Using gdb/ddd to debug child processes
If you have tried to debug a child process using ddd, you may have noticed
that ddd steps into the parent (and not the child) after the call to fork().
It is possible to debug the child as well, but it requires a special procedure.
Since the child is a seperate process, it will require a second debugger
window, and we will make use of gdb's ability to "attach" to a process
which is already running.
Before you start, you must do the following:
Now you are ready to start:
Make sure your call to fork() assigns a value to some variable
so you can read it easily, e.g. "pid = fork()".
Make sure you place a sleep() statement in the child as the first
line of code after the fork(), e.g. "sleep(60)"
[make the sleep() long enough for step 4 below ...]. The sleep()
statment can be removed once debugging is complete.
Compile your program with the "-g" option set, e.g. gcc myProg.c
-o myProg -g
Start 2 copies of ddd in the background, like "ddd myProg & ddd
myProg &". It is important that the two copies being running concurrently.
Pick (arbitrarily) one window to be the "parent" and set a breakpoint after
the call to fork() (but not in any code the
child will be executing ... that is, set the breakpoint somewhere in the
parent's code ... if you set the breakpoint in the child's code, DDD
will kill the child as soon as it is created!).

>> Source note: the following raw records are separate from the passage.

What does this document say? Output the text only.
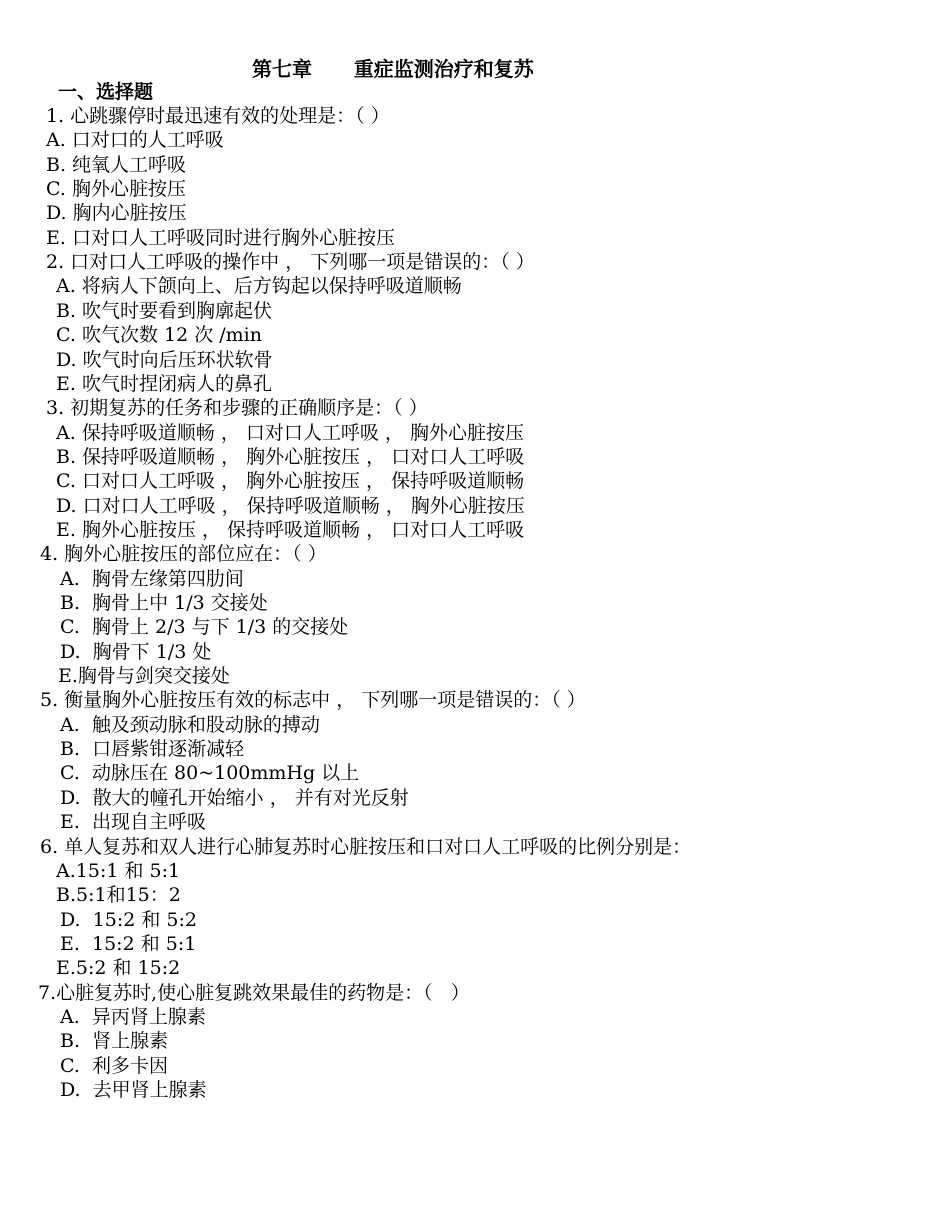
第七章      重症监测治疗和复苏
一、选择题
1. 心跳骤停时最迅速有效的处理是：（ ）
A. 口对口的人工呼吸
B. 纯氧人工呼吸
C. 胸外心脏按压
D. 胸内心脏按压
E. 口对口人工呼吸同时进行胸外心脏按压
2. 口对口人工呼吸的操作中 ， 下列哪一项是错误的：（ ）
A. 将病人下颌向上、后方钩起以保持呼吸道顺畅
B. 吹气时要看到胸廓起伏
C. 吹气次数 12 次 /min
D. 吹气时向后压环状软骨
E. 吹气时捏闭病人的鼻孔
3. 初期复苏的任务和步骤的正确顺序是：（ ）
A. 保持呼吸道顺畅 ， 口对口人工呼吸 ， 胸外心脏按压
B. 保持呼吸道顺畅 ， 胸外心脏按压 ， 口对口人工呼吸
C. 口对口人工呼吸 ， 胸外心脏按压 ， 保持呼吸道顺畅
D. 口对口人工呼吸 ， 保持呼吸道顺畅 ， 胸外心脏按压
E. 胸外心脏按压 ， 保持呼吸道顺畅 ， 口对口人工呼吸
4. 胸外心脏按压的部位应在：（ ）
A.  胸骨左缘第四肋间
B.  胸骨上中 1/3 交接处
C.  胸骨上 2/3 与下 1/3 的交接处
D.  胸骨下 1/3 处
E.胸骨与剑突交接处
5. 衡量胸外心脏按压有效的标志中 ， 下列哪一项是错误的：（ ）
A.  触及颈动脉和股动脉的搏动
B.  口唇紫钳逐渐减轻
C.  动脉压在 80~100mmHg 以上
D.  散大的幢孔开始缩小 ， 并有对光反射
E.  出现自主呼吸
6. 单人复苏和双人进行心肺复苏时心脏按压和口对口人工呼吸的比例分别是：
A.15:1 和 5:1
B.5:1和15：2
D.  15:2 和 5:2
E.  15:2 和 5:1
E.5:2 和 15:2
7.心脏复苏时,使心脏复跳效果最佳的药物是：（   ）
A.  异丙肾上腺素
B.  肾上腺素
C.  利多卡因
D.  去甲肾上腺素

Run the parent to the breakpoint. Note the value returned by fork(),
i.e. the process ID of the child.
In the "child" window, type "attach <pid>" in the gdb console
window where <pid> is the child's process ID. Note: the gdb
console is found at the bottom of the ddd window; this is where you can
type commands directly to gdb.
Set a breakpoint in the child after the sleep() statement, and
click on "cont" (in the popup "Command Tool" window) to allow
the child to continue execution to the breakpoint.